カリブ海英語の研究でバハマに来ている、というか昨日に出国した、といっても、首都ナッソーの空港でアメリカへの入国審査が受けられる。アメリカの属国か、お前は、と突っ込みを入れたくなる。

ガイドに「バハマ語」Bahamian というのはどういう言語なんですか、と聞くと、

It's bad English

と答えた。しかし、言語学的に言うと、ひどい英語、ということはない。用いられている英語が、英国の英語とどれほど違っていても、バハマ語はバハマ語である。古代ローマ人が聞いたら、イタリア語もフランス語も、

Pessima latina est.

と答えるだろう。それと同じである。

ガイドは、スコットランドの英語、古い英語がなまっている、とも答え、yonder などという古語が今でも使われるという。たしかに市内には、長老派の教会があり、それは church ではなく、kirk というスコットランド語で呼ばれていた。インドなどでも、19世紀ヴィクトリア朝の英語が書き言葉で使われている、などとよくイギリスで揶揄されることがあるが、古形は辺境に残る、というのは大原則である。

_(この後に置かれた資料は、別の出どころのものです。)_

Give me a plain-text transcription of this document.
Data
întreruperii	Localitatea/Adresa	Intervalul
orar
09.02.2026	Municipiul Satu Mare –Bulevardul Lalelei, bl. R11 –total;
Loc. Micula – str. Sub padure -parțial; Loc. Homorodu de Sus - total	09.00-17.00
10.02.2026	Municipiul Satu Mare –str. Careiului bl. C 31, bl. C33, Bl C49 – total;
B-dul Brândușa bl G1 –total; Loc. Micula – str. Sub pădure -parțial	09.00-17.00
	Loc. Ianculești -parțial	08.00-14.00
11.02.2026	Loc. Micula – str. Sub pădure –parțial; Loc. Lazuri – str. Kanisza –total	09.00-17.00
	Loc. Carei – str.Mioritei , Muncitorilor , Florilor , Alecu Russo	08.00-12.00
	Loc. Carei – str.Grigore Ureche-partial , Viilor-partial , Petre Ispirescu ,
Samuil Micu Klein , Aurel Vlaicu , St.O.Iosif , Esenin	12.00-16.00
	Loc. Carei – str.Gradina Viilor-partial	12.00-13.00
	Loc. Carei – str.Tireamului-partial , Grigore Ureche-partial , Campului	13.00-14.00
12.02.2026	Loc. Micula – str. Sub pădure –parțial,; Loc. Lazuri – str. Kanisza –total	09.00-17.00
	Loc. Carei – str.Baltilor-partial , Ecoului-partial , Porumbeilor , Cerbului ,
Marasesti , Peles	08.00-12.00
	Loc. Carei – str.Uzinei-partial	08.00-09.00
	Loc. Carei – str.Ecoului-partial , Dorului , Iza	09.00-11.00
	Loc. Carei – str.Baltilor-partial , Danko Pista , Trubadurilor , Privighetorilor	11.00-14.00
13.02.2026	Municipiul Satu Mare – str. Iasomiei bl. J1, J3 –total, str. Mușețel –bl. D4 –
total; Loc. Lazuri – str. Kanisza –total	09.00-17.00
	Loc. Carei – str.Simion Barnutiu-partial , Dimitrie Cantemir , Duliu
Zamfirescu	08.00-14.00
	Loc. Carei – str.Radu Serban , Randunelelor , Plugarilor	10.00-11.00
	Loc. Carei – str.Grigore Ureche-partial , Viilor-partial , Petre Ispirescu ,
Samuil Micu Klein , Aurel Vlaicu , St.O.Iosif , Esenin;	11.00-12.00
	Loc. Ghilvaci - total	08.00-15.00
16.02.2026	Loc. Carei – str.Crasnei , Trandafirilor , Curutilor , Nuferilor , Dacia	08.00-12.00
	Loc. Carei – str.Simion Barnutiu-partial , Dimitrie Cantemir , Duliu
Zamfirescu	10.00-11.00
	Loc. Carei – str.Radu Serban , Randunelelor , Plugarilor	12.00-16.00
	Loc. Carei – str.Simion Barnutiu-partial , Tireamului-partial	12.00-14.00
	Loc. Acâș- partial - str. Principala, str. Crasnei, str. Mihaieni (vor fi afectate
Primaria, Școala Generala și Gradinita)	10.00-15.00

タガログ語などの土着語に英語が干渉をうける現象があるが、バハマではどうも土着語とよべる言語が今回の調査では見つからなかった。おそらく死滅したのだろう。17世紀に英国が支配した時に住んでいた人々の言語が気になるところである。

この記事へのコメント

ねこのひげ
2009年01月02日 08:21
むかし、大学の英文学の教授が、イギリスのオックスホードに行くのに、アメリカ経由で行き、アメリカで、自分の英会話が通じないので、英会話に自信をなくしていたら、イギリスでは通じたので、ホッとして、なぜだろう?と考えたら、自分の習った英語は、キング・オブ・イングリッシュで、アメリカの英語とは違うのだとわかった。というエピソードを大学の授業で聞いたのを思い出しました。
渋谷あたりの若者言葉でも同じ日本人か?というくらい、こちらには理解できませんけどね。

言語は変化するものですよね。
2009年01月04日 20:14
無事に出国されたようでなによりです(笑)

うちの父の口から「厠」とか「髪結さん」とか「おしゃじ」とかの単語が出て来るのですが・・・
うちって辺境なのでしょうか…?(違)
2009年01月04日 22:06

・・・えー そ、そうですね 地域的な問題と言うより 歴史的な事例だと思われます。。。